Combined system latency
Post COVID, there is a renewed focus on improving the quality of real-time information for both passengers, and for operational purposes. This includes analysing actual service and network performance, as well as supporting integrated ‘Be in – Be out’ (BiBo) or Check in – Check out (CiCo) ticketing systems.
Even a simple use case like providing real-time arrival time predictions at stop and on an app requires the coordination and transfer of different datasets across multiple systems.
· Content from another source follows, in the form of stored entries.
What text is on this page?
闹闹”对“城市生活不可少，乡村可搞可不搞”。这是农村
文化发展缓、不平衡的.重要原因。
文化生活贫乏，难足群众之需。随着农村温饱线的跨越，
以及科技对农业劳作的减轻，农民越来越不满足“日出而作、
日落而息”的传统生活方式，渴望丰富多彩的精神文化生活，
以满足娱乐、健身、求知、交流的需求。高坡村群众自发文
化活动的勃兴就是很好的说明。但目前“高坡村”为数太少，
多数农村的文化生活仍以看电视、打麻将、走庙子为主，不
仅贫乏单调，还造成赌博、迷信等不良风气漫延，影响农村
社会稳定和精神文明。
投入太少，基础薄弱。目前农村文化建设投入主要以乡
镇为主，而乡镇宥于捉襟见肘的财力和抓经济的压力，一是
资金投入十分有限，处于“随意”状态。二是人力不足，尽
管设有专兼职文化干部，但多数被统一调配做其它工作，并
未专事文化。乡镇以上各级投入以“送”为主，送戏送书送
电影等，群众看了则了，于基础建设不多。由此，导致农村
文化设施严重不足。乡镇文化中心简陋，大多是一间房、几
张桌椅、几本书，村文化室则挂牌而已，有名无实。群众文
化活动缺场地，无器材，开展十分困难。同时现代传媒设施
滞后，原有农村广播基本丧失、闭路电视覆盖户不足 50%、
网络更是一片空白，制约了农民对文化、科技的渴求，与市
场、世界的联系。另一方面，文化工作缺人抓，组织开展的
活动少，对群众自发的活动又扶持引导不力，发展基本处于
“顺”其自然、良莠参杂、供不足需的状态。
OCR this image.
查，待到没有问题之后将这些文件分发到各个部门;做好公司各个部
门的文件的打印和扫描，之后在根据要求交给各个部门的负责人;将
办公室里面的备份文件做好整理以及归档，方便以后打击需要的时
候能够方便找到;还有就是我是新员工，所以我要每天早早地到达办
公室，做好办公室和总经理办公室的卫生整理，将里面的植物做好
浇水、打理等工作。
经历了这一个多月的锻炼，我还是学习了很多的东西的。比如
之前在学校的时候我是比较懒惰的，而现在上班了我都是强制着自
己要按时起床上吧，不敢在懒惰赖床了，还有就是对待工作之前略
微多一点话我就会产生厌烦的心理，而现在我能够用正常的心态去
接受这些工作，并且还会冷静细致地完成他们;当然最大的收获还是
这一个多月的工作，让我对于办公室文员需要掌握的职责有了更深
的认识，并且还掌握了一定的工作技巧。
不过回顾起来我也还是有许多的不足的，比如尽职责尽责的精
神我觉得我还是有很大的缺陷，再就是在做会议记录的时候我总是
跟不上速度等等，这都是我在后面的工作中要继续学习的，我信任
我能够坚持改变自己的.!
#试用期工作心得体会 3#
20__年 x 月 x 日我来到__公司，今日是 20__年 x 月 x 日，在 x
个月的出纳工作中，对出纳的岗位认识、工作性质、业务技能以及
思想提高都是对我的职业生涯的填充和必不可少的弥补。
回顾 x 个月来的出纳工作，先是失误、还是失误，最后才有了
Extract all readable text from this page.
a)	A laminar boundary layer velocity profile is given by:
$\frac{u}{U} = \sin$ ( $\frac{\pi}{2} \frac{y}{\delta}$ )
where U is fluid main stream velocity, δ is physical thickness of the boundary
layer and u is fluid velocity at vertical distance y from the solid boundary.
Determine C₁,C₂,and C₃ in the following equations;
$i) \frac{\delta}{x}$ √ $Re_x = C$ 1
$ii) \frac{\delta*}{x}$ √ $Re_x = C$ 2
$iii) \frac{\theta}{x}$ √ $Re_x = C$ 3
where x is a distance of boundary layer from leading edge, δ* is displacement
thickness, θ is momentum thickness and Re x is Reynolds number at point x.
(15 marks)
When aggregated across multiple agencies and multiple modes, latency can build up. For example, it can take several hours to build a large schedule aggregated dataset and another several hours for a journey planning app to integrate the data and build their routing graphs. Currently, the standard practice is to allow approximately twenty-four hours for newly scheduled data to be visible on global journey planning platforms, while local apps
can update overnight. To provide accurate real-time predictions, the real-time vehicle position data needs to be matched to the most up-to-date schedule data. The overall architecture of the end-to-end system, with handoffs between the multiple systems, means that latency can increase from thirty seconds to two to three minutes, with a noticeable impact on data quality for the most time-sensitive use cases.
Machine learning vs human judgement in transit data quality
Transit data requires an integrated approach, connecting unique elements to create an accurate representation
– for passengers, journey planning, and operational use cases. Transit data describes both the operational intent of an organisation (schedules) with the reality of
operating that plan (real-time). The published data on its own cannot determine whether the data is right or wrong. Understanding how the system operates is crucial for delivering the best data.
Writing algorithms to identify problems is possible. However, acting on complex, identified data issues is hard to do without deep human transit knowledge and appropriate technical tools. The complexity increases when aggregating multiple transit agency datasets from different modes into one reliable network source. This ultimately calls for a holistic, network-level approach to ensure data quality, combining both machine and human expertise for optimal outcomes.